Hard Pressed

By Alex Baker

Flirting with the media for career purposes is a perilous business. As David and Victoria Beckham realised this week, you cannot have your cake and eat it (although from the look of her, I doubt eating cake is high up Victoria’s list of priorities). An eleventh-hour legal struggle to prevent The News of the World from printing eight pages of salacious gossip about their struggling marriage failed. And quite right too.

For when things take a turn for the worse, celebrities who usually revel in the media spotlight should not have recourse to limit the actions of the press. Many people are quick to chastise the press for their coverage of icons such as Princess Diana – some even willing to blame her untimely death on the paparazzi. Yet it is blatant hypocrisy to rebuke the purveyors of such low-brow ‘infotainment’ on the one hand, whilst purchasing papers and magazines full of the stuff with the other.

It is also blatant hypocrisy for personalities to resort to legal proceedings to avoid the spotlight when they typically spend so much of their time ensuring it remains firmly fixed on them. Where there is legitimate public interest, the press should be allowed to report the warts that celebrities fail to conceal. Yet there is a fine line to be drawn. Invading the privacy of someone who courts publicity and invading the privacy of someone who does not are two very distinct things.

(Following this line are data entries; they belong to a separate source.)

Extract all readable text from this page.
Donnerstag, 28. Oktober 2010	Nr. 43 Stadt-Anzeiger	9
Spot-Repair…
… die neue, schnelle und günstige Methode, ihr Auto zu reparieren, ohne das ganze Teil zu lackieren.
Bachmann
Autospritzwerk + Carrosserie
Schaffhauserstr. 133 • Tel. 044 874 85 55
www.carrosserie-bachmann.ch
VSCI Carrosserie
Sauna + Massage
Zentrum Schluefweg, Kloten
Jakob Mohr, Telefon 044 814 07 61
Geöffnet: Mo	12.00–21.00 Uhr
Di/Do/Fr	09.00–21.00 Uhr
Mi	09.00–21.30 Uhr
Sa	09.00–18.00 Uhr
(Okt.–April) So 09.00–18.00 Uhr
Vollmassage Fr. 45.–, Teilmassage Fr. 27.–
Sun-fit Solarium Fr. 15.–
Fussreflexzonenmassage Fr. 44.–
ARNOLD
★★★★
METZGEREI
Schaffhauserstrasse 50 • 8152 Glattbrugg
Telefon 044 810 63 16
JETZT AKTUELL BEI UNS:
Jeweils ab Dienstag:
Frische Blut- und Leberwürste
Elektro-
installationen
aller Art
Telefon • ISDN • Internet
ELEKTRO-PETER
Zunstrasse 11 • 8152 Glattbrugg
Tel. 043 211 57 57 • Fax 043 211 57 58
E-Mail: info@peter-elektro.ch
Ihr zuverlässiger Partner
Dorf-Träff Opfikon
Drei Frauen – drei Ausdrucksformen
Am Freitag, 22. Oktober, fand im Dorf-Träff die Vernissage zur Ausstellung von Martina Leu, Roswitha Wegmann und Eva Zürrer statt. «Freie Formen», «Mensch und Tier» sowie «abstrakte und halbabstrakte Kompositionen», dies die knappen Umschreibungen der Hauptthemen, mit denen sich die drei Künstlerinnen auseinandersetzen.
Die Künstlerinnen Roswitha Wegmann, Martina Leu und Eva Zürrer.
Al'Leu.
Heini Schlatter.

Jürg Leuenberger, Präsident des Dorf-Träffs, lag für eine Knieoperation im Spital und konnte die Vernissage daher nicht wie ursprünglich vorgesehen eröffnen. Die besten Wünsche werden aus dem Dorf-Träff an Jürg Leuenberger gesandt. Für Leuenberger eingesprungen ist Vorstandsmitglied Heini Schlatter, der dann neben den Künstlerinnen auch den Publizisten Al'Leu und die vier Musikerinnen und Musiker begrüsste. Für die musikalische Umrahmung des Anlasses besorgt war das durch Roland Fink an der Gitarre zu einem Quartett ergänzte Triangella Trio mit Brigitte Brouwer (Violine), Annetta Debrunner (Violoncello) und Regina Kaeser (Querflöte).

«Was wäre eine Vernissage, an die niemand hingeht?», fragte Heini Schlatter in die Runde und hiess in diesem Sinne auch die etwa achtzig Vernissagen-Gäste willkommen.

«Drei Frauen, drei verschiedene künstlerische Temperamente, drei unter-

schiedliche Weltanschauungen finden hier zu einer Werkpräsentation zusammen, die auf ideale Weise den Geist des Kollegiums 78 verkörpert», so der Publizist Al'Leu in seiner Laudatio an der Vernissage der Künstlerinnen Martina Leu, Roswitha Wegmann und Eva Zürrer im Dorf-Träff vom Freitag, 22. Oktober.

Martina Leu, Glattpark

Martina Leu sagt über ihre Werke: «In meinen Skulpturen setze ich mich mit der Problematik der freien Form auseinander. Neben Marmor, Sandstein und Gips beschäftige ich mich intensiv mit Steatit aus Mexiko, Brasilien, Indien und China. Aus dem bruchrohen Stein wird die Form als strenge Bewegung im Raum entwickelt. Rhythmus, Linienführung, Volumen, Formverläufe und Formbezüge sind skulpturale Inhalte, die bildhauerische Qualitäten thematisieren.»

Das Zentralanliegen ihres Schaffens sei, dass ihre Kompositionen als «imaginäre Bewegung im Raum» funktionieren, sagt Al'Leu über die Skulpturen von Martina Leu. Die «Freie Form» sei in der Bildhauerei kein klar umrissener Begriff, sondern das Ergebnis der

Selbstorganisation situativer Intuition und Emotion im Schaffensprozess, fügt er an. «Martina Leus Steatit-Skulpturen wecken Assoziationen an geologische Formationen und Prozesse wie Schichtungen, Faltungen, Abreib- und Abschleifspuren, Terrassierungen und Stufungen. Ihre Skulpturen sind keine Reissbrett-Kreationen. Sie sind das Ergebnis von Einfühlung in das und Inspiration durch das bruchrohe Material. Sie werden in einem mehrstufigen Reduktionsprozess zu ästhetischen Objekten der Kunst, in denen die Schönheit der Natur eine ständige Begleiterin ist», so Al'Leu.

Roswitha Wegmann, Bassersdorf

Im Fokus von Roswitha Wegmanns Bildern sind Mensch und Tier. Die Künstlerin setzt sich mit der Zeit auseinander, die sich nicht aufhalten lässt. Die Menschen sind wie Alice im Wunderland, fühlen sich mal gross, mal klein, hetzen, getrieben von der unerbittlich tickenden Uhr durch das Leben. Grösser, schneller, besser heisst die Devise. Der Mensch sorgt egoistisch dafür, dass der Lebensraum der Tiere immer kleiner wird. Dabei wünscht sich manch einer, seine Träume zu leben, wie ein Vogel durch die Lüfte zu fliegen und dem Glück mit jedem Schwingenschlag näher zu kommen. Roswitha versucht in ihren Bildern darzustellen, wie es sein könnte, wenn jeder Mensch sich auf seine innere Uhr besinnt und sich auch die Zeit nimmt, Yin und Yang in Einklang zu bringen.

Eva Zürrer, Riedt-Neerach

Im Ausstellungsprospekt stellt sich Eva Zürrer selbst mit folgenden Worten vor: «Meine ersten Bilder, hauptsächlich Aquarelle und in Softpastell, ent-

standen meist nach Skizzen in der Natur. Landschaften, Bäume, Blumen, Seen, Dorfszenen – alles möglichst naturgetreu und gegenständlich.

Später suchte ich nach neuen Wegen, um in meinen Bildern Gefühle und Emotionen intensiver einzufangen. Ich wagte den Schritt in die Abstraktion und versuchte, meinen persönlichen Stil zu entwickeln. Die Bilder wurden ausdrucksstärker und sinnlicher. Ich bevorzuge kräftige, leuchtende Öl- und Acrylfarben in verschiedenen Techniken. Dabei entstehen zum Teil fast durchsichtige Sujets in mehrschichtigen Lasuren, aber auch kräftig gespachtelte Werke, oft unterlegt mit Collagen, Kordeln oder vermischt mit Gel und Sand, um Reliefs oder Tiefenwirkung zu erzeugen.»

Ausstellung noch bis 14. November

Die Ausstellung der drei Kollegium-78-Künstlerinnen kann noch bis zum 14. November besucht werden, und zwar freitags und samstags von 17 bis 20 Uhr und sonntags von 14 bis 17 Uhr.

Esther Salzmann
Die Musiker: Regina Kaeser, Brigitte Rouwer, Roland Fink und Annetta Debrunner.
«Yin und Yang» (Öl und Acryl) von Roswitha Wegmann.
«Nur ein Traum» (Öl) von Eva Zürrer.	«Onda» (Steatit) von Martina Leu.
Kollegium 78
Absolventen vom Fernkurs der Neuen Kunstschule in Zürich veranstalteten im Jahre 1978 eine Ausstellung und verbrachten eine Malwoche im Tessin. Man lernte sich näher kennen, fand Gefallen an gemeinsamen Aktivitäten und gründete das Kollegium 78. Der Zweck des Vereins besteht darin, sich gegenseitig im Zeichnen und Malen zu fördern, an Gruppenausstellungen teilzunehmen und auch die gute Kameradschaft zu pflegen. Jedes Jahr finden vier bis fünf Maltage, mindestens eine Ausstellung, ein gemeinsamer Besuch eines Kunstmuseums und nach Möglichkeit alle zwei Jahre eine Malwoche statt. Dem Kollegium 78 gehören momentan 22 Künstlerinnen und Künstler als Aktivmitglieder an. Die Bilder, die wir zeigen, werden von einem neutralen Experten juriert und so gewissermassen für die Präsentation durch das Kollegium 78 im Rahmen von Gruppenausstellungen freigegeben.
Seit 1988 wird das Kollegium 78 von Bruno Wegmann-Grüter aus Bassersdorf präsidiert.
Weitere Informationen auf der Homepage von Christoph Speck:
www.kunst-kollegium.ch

Maxine Carr is an interesting case in point. Thrust into the limelight through her involvement in the manslaughter of two young girls, the press continued to pursue Carr even after she had served her prison sentence. Interest in Carr is to be expected. But those who claim that her crime – perverting the course of justice – legitimises publishing details of new aliases she is given step over the mark, given this would undoubtedly put Carr’s life at risk.

Having served her sentence, Carr should be protected from excessive media interest as she struggles to reintegrate into society. But celebrities like the Beckhams abdicate their right to such protection. The Beckham Brand, spawned from the same monster that now seeks to destroy it, has afforded the couple untold riches and opportunities that many people can only dream of. For some, the media poses a far greater threat to life, and livelihood.

It is these people that the law should protect, and not the egos of the glitterati.